São Paulo (AUN - USP) - Com uma mistura de filosofia, metafísica e cultura argentina, tudo isso dentro de uma narrativa minuciosamente estudada, com toques de fantasia, a obra de Jorge Luis Borges fascina seus leitores há mais de meio século. Em palestra recente na Universidade de São Paulo (USP), o professor de Teoria Literária, Davi Arrigucci Jr., desvendou as técnicas que o escritor argentino usa para construir seus contos, assim como as influências e relações do escritor com a tradição literária.
O ponto de partida foi uma análise minuciosa do conto “O Sul”, que o próprio Borges considera o seu melhor. Nele, Juan Dahlmann, um bibliotecário de Buenos Aires, sofre um acidente não muito grave, mas que o leva a ser internado por conta de uma infecção no ferimento. No hospital, quase morre com uma infecção generalizada, o que muda sua atitude com a vida, e o incita a ir terminar sua recuperação em uma estância nos pampas. Porém, durante a viagem acaba se envolvendo em uma briga com valentões locais e morre em um duelo de facas.
Os fatos narrados no conto podem ser entendidos como reais até o final da história, ou apenas até o momento da internação de Juan, quando ele começaria a sonhar uma morte romântica. Essa segunda leitura é possível através do aproveitamento dos detalhes, já que uma das características mais marcantes do escritor é o aproveitamento do elemento pequeno e decisivo. Nesse exemplo, o desejo do personagem de encontrar um destino trágico e romântico pode ser deduzido no momento em que, diante de duas linhagens distintas, ele escolhe justamente a que possui um antepassado que morreu de forma gloriosa, como herói da pátria Argentina. Arrigucci aponta que uma das dimensões do conto é justamente essa busca pelas origens, impulsionada por um apetite vital característico dos convalescentes. Estes são temas recorrentes na tradição literária e, através dos detalhes, Borges os mistura com as dimensões histórica e biográfica.

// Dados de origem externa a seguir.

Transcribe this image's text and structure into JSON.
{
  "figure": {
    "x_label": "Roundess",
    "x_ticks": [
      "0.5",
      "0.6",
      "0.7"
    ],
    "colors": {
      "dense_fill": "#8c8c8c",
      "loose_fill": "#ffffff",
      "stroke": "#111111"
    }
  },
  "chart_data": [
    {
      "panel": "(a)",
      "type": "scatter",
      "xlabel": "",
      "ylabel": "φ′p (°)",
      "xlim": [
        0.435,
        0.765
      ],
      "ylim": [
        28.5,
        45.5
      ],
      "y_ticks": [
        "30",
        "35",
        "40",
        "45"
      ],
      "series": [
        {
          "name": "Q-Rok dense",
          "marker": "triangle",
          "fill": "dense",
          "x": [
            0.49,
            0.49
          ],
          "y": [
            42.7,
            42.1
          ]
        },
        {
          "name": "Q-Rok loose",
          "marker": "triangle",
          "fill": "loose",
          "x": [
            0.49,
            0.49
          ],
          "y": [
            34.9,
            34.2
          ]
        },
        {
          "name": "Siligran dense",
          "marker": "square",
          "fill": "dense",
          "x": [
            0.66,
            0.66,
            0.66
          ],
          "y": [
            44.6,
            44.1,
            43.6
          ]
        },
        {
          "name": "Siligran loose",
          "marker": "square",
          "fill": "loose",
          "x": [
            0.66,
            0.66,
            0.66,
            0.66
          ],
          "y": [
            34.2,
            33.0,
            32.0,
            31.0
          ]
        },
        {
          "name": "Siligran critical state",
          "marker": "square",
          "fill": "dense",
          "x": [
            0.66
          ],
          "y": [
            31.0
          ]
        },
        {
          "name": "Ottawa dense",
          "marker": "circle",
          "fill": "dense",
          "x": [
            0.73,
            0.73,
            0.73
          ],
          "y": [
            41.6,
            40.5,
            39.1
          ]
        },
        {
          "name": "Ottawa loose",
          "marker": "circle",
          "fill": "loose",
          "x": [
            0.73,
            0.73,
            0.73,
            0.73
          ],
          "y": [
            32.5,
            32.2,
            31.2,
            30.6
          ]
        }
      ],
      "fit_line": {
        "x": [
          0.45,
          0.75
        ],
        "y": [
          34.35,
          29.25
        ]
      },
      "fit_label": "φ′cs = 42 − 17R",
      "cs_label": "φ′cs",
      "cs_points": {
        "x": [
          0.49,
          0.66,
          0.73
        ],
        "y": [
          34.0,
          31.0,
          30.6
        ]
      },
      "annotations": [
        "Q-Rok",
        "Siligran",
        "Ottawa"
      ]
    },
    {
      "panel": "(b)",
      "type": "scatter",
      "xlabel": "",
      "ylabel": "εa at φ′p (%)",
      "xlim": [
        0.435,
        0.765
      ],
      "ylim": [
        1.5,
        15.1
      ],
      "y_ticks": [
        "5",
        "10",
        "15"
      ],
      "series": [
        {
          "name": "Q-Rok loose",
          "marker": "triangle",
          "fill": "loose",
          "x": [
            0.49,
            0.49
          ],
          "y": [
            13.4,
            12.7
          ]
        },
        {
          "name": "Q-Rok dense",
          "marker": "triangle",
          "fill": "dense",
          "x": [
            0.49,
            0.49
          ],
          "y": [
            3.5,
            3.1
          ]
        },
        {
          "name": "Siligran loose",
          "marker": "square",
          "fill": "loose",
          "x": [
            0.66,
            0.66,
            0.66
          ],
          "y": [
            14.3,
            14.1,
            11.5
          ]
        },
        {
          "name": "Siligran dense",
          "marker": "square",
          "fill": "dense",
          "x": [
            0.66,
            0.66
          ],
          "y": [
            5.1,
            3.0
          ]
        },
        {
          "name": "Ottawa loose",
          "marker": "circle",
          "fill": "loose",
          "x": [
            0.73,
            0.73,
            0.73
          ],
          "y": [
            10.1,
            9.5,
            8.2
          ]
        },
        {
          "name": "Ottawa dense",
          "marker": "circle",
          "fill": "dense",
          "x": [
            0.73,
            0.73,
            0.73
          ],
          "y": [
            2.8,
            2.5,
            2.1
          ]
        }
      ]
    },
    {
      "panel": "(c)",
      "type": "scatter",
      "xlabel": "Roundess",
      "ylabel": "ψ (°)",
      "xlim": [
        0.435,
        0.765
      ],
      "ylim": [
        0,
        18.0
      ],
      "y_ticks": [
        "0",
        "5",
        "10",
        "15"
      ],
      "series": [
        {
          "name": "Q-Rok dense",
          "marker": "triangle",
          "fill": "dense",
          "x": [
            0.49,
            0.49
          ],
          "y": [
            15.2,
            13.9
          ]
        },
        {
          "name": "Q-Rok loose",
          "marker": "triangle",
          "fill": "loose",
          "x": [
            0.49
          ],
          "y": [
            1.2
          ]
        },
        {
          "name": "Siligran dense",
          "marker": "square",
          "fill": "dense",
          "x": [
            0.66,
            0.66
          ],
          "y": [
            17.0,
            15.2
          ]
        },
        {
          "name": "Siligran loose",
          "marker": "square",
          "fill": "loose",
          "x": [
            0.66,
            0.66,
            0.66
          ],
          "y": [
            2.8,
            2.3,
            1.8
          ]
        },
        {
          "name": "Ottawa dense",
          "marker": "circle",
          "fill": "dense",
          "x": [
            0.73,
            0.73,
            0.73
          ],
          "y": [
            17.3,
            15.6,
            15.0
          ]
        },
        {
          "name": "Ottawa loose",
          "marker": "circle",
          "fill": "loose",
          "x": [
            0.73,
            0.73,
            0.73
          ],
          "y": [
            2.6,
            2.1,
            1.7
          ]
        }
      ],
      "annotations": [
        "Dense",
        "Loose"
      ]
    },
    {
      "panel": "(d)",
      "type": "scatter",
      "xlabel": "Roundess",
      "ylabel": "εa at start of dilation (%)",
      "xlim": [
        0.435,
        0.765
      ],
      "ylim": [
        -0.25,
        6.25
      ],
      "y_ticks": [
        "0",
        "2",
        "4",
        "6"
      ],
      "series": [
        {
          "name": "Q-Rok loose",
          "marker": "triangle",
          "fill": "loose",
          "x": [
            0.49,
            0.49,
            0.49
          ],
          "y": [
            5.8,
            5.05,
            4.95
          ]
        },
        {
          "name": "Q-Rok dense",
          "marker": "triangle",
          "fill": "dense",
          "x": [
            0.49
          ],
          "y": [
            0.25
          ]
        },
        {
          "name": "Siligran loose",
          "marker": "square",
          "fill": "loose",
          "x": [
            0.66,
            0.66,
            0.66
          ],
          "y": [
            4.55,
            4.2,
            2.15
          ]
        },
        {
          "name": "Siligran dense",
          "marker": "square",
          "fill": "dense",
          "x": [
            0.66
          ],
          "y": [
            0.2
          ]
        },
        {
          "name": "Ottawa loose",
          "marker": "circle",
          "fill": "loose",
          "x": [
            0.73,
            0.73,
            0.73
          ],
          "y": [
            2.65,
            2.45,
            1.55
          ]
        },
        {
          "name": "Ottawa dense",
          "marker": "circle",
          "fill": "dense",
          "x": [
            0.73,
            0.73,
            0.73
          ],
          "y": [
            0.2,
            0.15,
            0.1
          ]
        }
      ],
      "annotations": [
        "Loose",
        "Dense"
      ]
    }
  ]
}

As referências históricas começam no próprio título do conto, que remete aos bairros da parte sul de Buenos Aires, primeiro núcleo de colonização da cidade, e ainda aos pampas que se abrem a partir dali. São evocados os conflitos da cultura européia contra os índios e gaúchos, evento que ajudou a formar a nação argentina. O avô de Juan morreu protegendo Buenos Aires do ataque de índios, e na morte de seu neto estará presente a figura histórica do gaúcho, que oferecerá seu punhal para que ele aceite o duelo de facas. Elementos do conto também evocam a própria vida de Jorge Luis Borges, como o antepassado herói, a cultura livresca do personagem, e mesmo um acidente muito parecido que o escritor argentino sofreu.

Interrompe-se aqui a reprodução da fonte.